“You have depression.”
“I think it may be bipolar disorder.”
“Borderline Personality is most likely.”
“Have you ever heard of Posttraumatic Stress Disorder?”
You’ve been feeling down lately and you decide to see your doctor. They might refer you to a psychiatrist, or choose to diagnose you themselves. You might do this several times over your lifetime, and each time, you get a different answer. You go, “what the fuck?”
It’s a common conundrum.
In psychiatry, we do not have the luxury of many of the tests and tools used by other fields of medicine. In other words, we don’t have the luxury of x-rays and blood tests to aid in the diagnosis of the vast majority of illnesses we work with. What does that mean? As psychiatrists, we rely primarily on our clinical expertise, the histories provided by individuals and their families, mental status exams, and whatever collateral information is available to come to our conclusions.

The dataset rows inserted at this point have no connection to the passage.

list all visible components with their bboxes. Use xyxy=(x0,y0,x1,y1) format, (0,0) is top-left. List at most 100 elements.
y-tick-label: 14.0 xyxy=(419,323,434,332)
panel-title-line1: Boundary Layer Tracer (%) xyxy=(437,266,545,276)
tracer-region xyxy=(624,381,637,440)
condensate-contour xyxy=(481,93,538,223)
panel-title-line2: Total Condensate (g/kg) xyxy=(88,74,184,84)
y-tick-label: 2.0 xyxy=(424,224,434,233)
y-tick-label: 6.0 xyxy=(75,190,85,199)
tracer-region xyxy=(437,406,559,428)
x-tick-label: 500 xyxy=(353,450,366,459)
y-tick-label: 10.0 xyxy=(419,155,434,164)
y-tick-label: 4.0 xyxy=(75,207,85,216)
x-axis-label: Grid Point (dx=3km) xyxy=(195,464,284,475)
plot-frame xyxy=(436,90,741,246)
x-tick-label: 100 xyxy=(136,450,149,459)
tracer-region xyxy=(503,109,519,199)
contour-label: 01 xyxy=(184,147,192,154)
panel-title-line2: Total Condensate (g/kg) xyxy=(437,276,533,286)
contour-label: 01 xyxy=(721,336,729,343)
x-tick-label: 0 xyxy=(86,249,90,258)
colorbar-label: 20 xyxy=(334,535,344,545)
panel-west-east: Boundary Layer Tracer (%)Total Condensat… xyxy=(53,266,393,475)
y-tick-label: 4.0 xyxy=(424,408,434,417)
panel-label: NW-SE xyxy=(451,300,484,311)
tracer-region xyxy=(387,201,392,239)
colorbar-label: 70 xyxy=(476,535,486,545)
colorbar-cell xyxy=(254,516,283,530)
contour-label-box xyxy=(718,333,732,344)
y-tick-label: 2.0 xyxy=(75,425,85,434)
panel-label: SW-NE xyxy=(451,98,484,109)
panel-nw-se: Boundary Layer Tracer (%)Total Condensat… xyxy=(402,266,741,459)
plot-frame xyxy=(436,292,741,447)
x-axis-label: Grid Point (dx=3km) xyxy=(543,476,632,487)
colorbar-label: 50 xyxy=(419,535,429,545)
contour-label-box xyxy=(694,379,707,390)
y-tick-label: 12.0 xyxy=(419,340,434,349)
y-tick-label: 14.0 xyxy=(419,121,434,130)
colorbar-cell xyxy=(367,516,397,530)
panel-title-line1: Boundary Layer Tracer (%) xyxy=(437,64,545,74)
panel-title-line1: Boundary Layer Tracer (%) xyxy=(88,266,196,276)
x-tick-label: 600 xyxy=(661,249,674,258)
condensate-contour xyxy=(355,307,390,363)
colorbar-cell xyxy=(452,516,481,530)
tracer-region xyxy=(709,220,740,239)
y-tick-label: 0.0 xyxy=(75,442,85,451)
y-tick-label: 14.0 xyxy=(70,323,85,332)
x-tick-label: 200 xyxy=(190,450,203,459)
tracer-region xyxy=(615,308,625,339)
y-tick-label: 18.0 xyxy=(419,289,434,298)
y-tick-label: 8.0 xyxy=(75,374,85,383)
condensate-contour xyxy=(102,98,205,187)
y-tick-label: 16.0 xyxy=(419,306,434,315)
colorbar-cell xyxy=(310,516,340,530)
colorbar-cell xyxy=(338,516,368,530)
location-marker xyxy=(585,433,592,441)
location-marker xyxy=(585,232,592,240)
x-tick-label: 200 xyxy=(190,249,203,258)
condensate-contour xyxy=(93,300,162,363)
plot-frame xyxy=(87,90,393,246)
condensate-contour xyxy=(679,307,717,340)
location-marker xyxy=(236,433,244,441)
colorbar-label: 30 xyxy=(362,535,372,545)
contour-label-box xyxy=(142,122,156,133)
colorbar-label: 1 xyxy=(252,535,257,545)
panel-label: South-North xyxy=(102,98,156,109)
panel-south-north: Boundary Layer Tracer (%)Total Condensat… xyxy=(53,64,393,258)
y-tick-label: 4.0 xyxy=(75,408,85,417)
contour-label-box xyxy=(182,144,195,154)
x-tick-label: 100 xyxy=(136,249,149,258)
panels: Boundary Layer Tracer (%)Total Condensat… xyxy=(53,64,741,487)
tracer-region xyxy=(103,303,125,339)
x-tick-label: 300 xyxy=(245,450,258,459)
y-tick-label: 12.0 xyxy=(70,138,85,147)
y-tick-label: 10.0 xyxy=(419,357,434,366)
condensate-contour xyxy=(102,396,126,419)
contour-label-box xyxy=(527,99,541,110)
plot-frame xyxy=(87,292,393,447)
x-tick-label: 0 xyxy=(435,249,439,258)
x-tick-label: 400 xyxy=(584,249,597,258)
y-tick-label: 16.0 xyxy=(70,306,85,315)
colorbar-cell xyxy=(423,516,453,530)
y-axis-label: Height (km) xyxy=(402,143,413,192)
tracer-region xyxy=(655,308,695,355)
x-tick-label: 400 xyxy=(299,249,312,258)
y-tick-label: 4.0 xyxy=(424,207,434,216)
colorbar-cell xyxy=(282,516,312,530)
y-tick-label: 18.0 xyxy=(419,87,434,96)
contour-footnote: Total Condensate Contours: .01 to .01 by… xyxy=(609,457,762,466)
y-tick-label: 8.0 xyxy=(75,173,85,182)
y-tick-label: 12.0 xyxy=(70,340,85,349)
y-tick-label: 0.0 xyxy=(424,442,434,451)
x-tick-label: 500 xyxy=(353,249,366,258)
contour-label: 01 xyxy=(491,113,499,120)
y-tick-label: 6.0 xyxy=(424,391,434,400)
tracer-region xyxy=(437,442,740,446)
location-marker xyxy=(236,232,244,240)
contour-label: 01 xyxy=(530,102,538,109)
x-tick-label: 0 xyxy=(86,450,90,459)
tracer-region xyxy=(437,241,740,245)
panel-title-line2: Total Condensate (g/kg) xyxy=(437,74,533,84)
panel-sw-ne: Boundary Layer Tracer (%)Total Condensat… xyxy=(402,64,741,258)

After we have gathered all of the available information we arrive at a hypothesis, or best guess – don’t worry. We’re usually right! Psychiatric diagnosis is a finicky thing, because I’d be lying to you if I said I, or any other physician, had the ability to understand perfectly the inner workings of your mind and your own personal experience in an hour-long conversation. The point is, people are complicated, and what may appear as depression one day may come to reveal itself as posttraumatic stress disorder on another.
So what’s the point of seeing somebody, if their diagnosis may be fluid? We can help. Working with a mental health professional at times of difficulty can be an important resource, especially when in a publicly funded healthcare system such as Canada’s. Even if your diagnosis may evolve over time, our treatments are often (and usually) pointed in the right direction. The treatment for depression and anxiety are often the same, and the same is true for bipolar disorder and schizophrenia. Most importantly, regularly seeing a physician can be a rock during times of turbulence, and I would recommend that to anyone, regardless of diagnosis.
Dr. Travis Barron is a resident physician in the Department of Psychiatry at the University of Toronto in Toronto, Canada.